Data is in hdfs, running 2 workers with 1 GB memory
datafile1 is ~9KB and datafile2 is ~216MB. Cant get it to run at all...
Tried various different settings for the number of tasks, all the way from
2 to 1024.
Anyone else seen similar issues.
import org.apache.spark.SparkContext
import org.apache.spark.SparkContext._
import org.apache.spark.storage.StorageLevel
object SimpleApp {
def main (args: Array[String]) {
System.setProperty("spark.local.dir","/spark-0.8.0-incubating-bin-cdh4/tmp");
System.setProperty("spark.serializer",
"org.apache.spark.serializer.KryoSerializer")
System.setProperty("spark.akka.timeout", "30") //in seconds
System.setProperty("spark.executor.memory","1024m")
System.setProperty("spark.akka.frameSize", "2000") //in MB
System.setProperty("spark.akka.threads","8")
val dataFile1 = "hdfs://dev01:8020/user/sa/datafile1"
val dataFile2 = "hdfs://dev01:8020/user/sa/datafile2"

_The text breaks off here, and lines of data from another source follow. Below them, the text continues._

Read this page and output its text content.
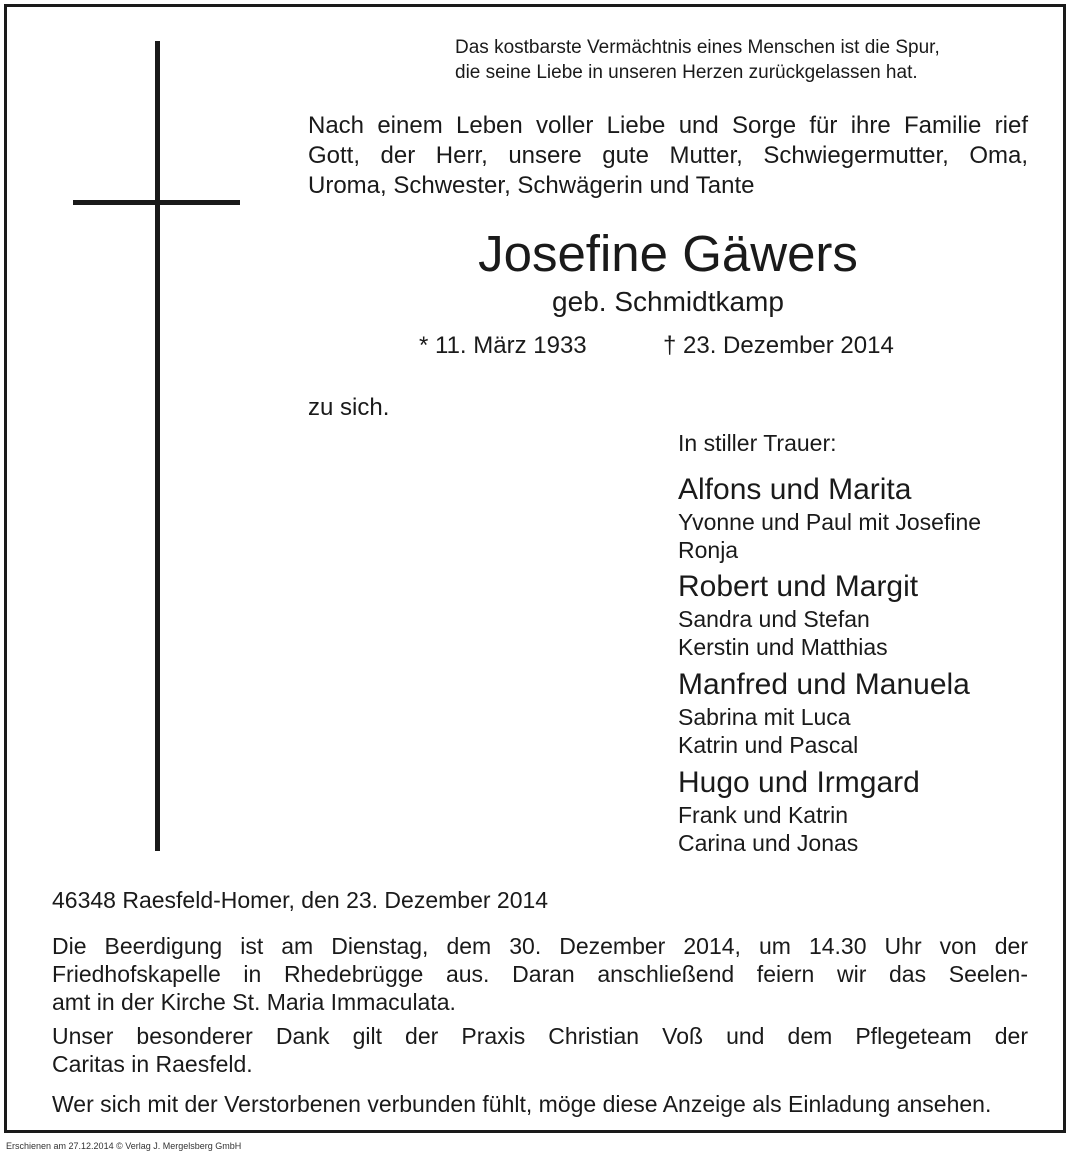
Das kostbarste Vermächtnis eines Menschen ist die Spur,
die seine Liebe in unseren Herzen zurückgelassen hat.
Nach einem Leben voller Liebe und Sorge für ihre Familie rief
Gott, der Herr, unsere gute Mutter, Schwiegermutter, Oma,
Uroma, Schwester, Schwägerin und Tante
Josefine Gäwers
geb. Schmidtkamp
* 11. März 1933	† 23. Dezember 2014
zu sich.
In stiller Trauer:
Alfons und Marita
Yvonne und Paul mit Josefine
Ronja
Robert und Margit
Sandra und Stefan
Kerstin und Matthias
Manfred und Manuela
Sabrina mit Luca
Katrin und Pascal
Hugo und Irmgard
Frank und Katrin
Carina und Jonas
46348 Raesfeld-Homer, den 23. Dezember 2014
Die Beerdigung ist am Dienstag, dem 30. Dezember 2014, um 14.30 Uhr von der
Friedhofskapelle in Rhedebrügge aus. Daran anschließend feiern wir das Seelen-
amt in der Kirche St. Maria Immaculata.
Unser besonderer Dank gilt der Praxis Christian Voß und dem Pflegeteam der
Caritas in Raesfeld.
Wer sich mit der Verstorbenen verbunden fühlt, möge diese Anzeige als Einladung ansehen.
Erschienen am 27.12.2014 © Verlag J. Mergelsberg GmbH
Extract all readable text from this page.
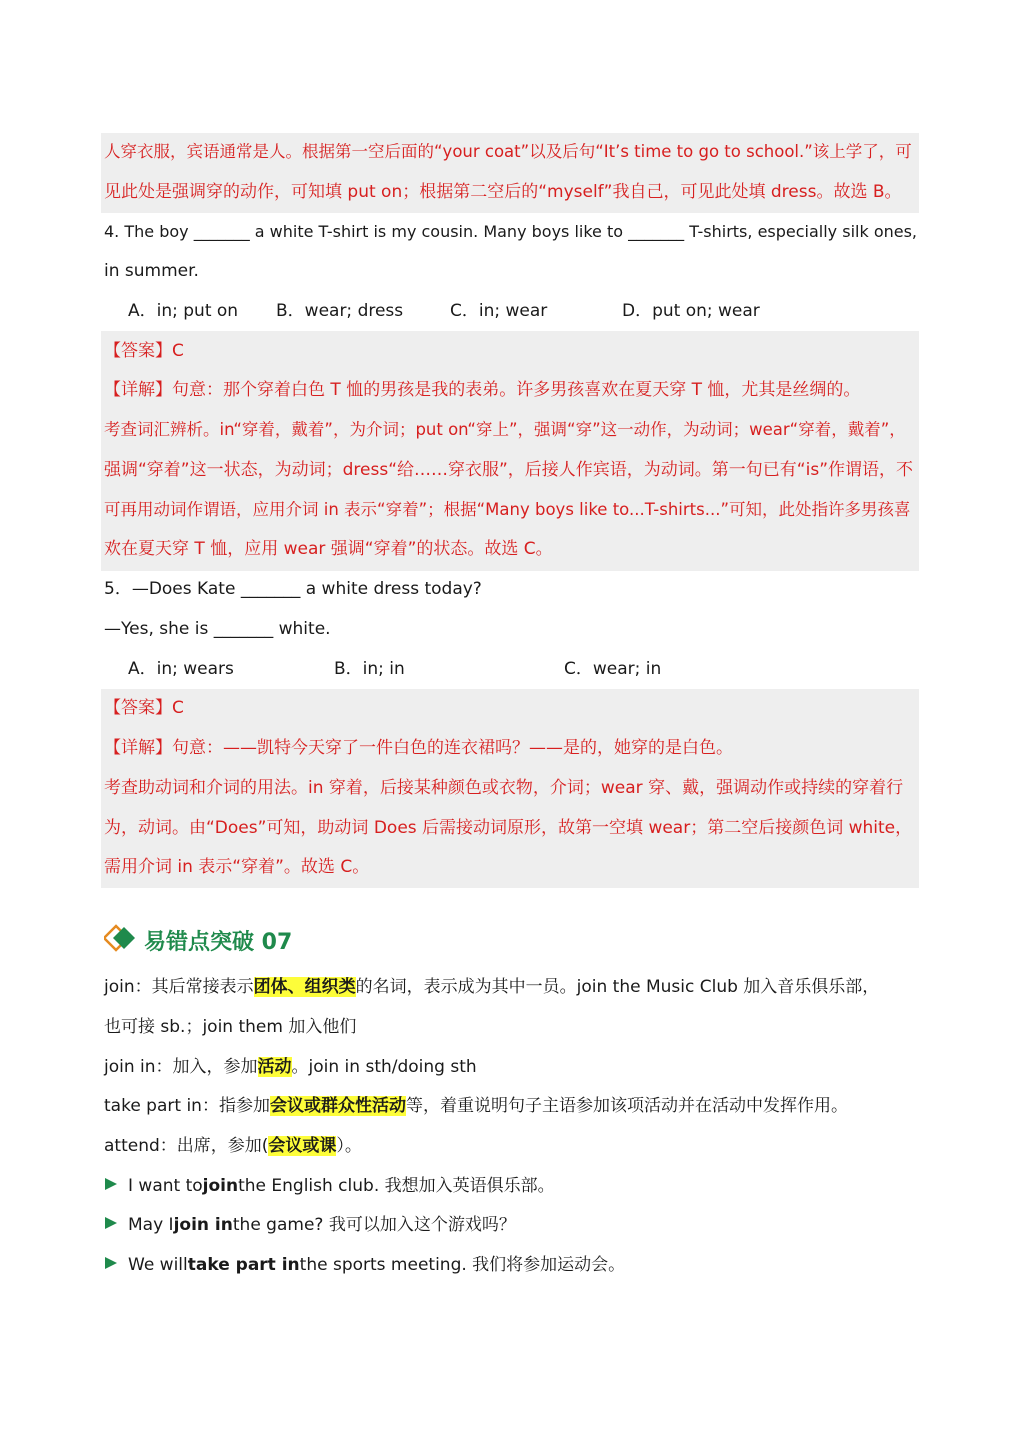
人穿衣服，宾语通常是人。根据第一空后面的“your coat”以及后句“It’s time to go to school.”该上学了，可
见此处是强调穿的动作，可知填 put on；根据第二空后的“myself”我自己，可见此处填 dress。故选 B。
4. The boy _______ a white T-shirt is my cousin. Many boys like to _______ T-shirts, especially silk ones,
in summer.
A．in; put on B．wear; dress	C．in; wear	D．put on; wear
【答案】C
【详解】句意：那个穿着白色 T 恤的男孩是我的表弟。许多男孩喜欢在夏天穿 T 恤，尤其是丝绸的。
考查词汇辨析。in“穿着，戴着”，为介词；put on“穿上”，强调“穿”这一动作，为动词；wear“穿着，戴着”，
强调“穿着”这一状态，为动词；dress“给……穿衣服”，后接人作宾语，为动词。第一句已有“is”作谓语，不
可再用动词作谓语，应用介词 in 表示“穿着”；根据“Many boys like to...T-shirts...”可知，此处指许多男孩喜
欢在夏天穿 T 恤，应用 wear 强调“穿着”的状态。故选 C。
5．—Does Kate _______ a white dress today?
—Yes, she is _______ white.
A．in; wears	B．in; in	C．wear; in
【答案】C
【详解】句意：——凯特今天穿了一件白色的连衣裙吗？——是的，她穿的是白色。
考查助动词和介词的用法。in 穿着，后接某种颜色或衣物，介词；wear 穿、戴，强调动作或持续的穿着行
为，动词。由“Does”可知，助动词 Does 后需接动词原形，故第一空填 wear；第二空后接颜色词 white，
需用介词 in 表示“穿着”。故选 C。
易错点突破 07
join：其后常接表示团体、组织类的名词，表示成为其中一员。join the Music Club 加入音乐俱乐部，
也可接 sb.；join them 加入他们
join in：加入，参加活动。join in sth/doing sth
take part in：指参加会议或群众性活动等，着重说明句子主语参加该项活动并在活动中发挥作用。
attend：出席，参加(会议或课）。
I want to join the English club. 我想加入英语俱乐部。
May I join in the game? 我可以加入这个游戏吗？
We will take part in the sports meeting. 我们将参加运动会。
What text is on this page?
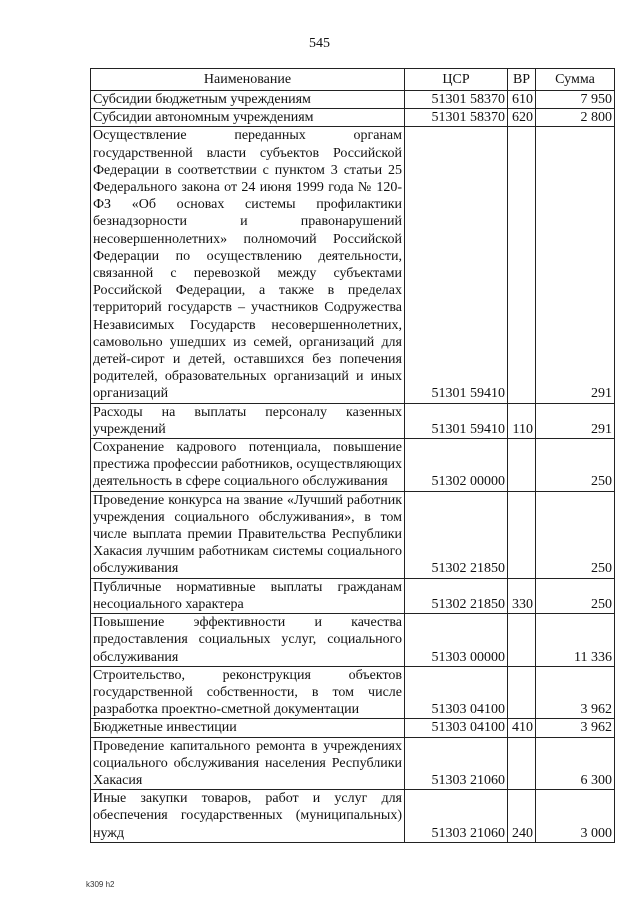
545
Наименование	ЦСР	ВР	Сумма
Субсидии бюджетным учреждениям	51301 58370	610	7 950
Субсидии автономным учреждениям	51301 58370	620	2 800
Осуществление переданных органам государственной власти субъектов Российской Федерации в соответствии с пунктом 3 статьи 25 Федерального закона от 24 июня 1999 года № 120-ФЗ «Об основах системы профилактики безнадзорности и правонарушений несовершеннолетних» полномочий Российской Федерации по осуществлению деятельности, связанной с перевозкой между субъектами Российской Федерации, а также в пределах территорий государств – участников Содружества Независимых Государств несовершеннолетних, самовольно ушедших из семей, организаций для детей-сирот и детей, оставшихся без попечения родителей, образовательных организаций и иных организаций	51301 59410		291
Расходы на выплаты персоналу казенных учреждений	51301 59410	110	291
Сохранение кадрового потенциала, повышение престижа профессии работников, осуществляющих деятельность в сфере социального обслуживания	51302 00000		250
Проведение конкурса на звание «Лучший работник учреждения социального обслуживания», в том числе выплата премии Правительства Республики Хакасия лучшим работникам системы социального обслуживания	51302 21850		250
Публичные нормативные выплаты гражданам несоциального характера	51302 21850	330	250
Повышение эффективности и качества предоставления социальных услуг, социального обслуживания	51303 00000		11 336
Строительство, реконструкция объектов государственной собственности, в том числе разработка проектно-сметной документации	51303 04100		3 962
Бюджетные инвестиции	51303 04100	410	3 962
Проведение капитального ремонта в учреждениях социального обслуживания населения Республики Хакасия	51303 21060		6 300
Иные закупки товаров, работ и услуг для обеспечения государственных (муниципальных) нужд	51303 21060	240	3 000
k309 h2
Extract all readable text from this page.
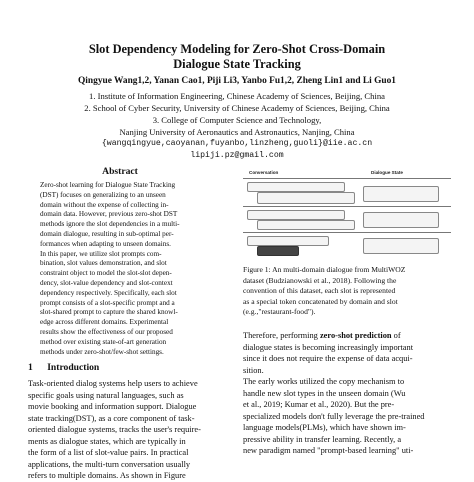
Slot Dependency Modeling for Zero-Shot Cross-Domain
Dialogue State Tracking
Qingyue Wang1,2, Yanan Cao1, Piji Li3, Yanbo Fu1,2, Zheng Lin1 and Li Guo1
1. Institute of Information Engineering, Chinese Academy of Sciences, Beijing, China
2. School of Cyber Security, University of Chinese Academy of Sciences, Beijing, China
3. College of Computer Science and Technology,
Nanjing University of Aeronautics and Astronautics, Nanjing, China
{wangqingyue,caoyanan,fuyanbo,linzheng,guoli}@iie.ac.cn
lipiji.pz@gmail.com
Abstract
Zero-shot learning for Dialogue State Tracking
(DST) focuses on generalizing to an unseen
domain without the expense of collecting in-
domain data. However, previous zero-shot DST
methods ignore the slot dependencies in a multi-
domain dialogue, resulting in sub-optimal per-
formances when adapting to unseen domains.
In this paper, we utilize slot prompts com-
bination, slot values demonstration, and slot
constraint object to model the slot-slot depen-
dency, slot-value dependency and slot-context
dependency respectively. Specifically, each slot
prompt consists of a slot-specific prompt and a
slot-shared prompt to capture the shared knowl-
edge across different domains. Experimental
results show the effectiveness of our proposed
method over existing state-of-art generation
methods under zero-shot/few-shot settings.
1 Introduction
Task-oriented dialog systems help users to achieve
specific goals using natural languages, such as
movie booking and information support. Dialogue
state tracking(DST), as a core component of task-
oriented dialogue systems, tracks the user's require-
ments as dialogue states, which are typically in
the form of a list of slot-value pairs. In practical
applications, the multi-turn conversation usually
refers to multiple domains. As shown in Figure
Conversation	Dialogue State
Figure 1: An multi-domain dialogue from MultiWOZ
dataset (Budzianowski et al., 2018). Following the
convention of this dataset, each slot is represented
as a special token concatenated by domain and slot
(e.g.,"restaurant-food").
Therefore, performing zero-shot prediction of
dialogue states is becoming increasingly important
since it does not require the expense of data acqui-
sition.
The early works utilized the copy mechanism to
handle new slot types in the unseen domain (Wu
et al., 2019; Kumar et al., 2020). But the pre-
specialized models don't fully leverage the pre-trained
language models(PLMs), which have shown im-
pressive ability in transfer learning. Recently, a
new paradigm named "prompt-based learning" uti-
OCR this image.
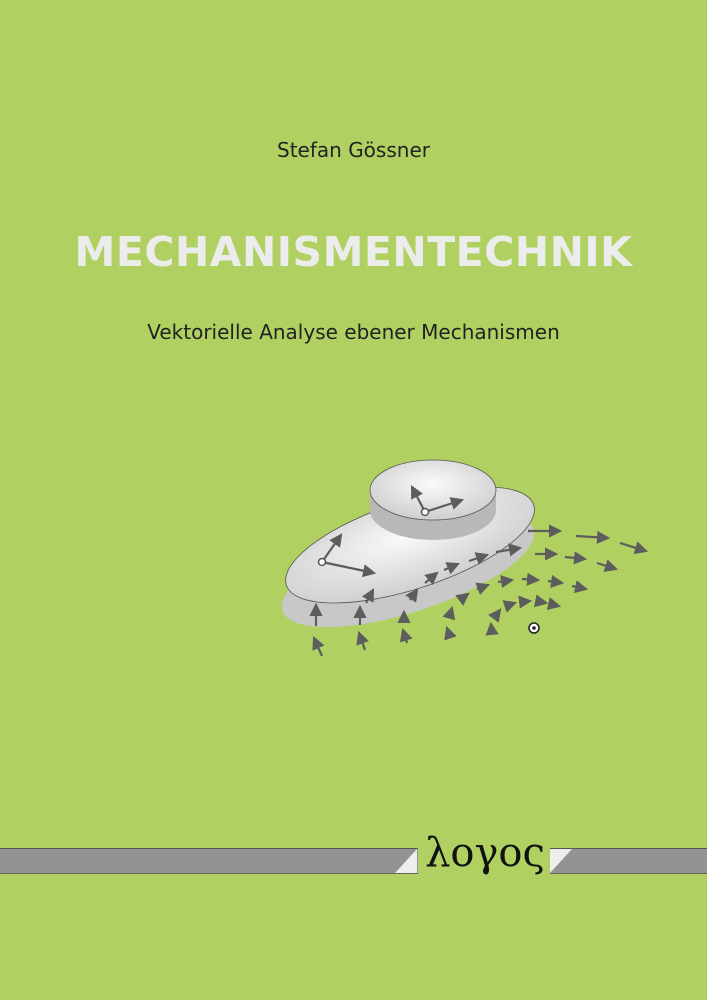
Stefan Gössner
MECHANISMENTECHNIK
Vektorielle Analyse ebener Mechanismen
λογος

val sc = new SparkContext("spark://dev01:7077", "Simple App",
"/spark-0.8.0-incubating-bin-cdh4",
List("target/scala-2.9.3/simple-project_2.9.3-1.0.jar"))
val data10 = sc.textFile(dataFile1, 1024)
val data11 = data10.map(x => x.split("|"))
val data12 = data11.map( x => (x(1).toInt -> x) )
val data20 = sc.textFile(dataFile2, 1024)
val data21 = data20.map(x => x.split("|"))
val data22 = data21.map(x => (x(1).toInt -> x))
val data3 = data12.join(data22, 1024)
//val data4 = data3.distinct(4)
//val numAs = data10.count()
//val numBs = data20.count()
//val numCs = data3.count()
//val numDs = data4.count()
println("Total records after join is %s".format( data3.count()))
Thanks,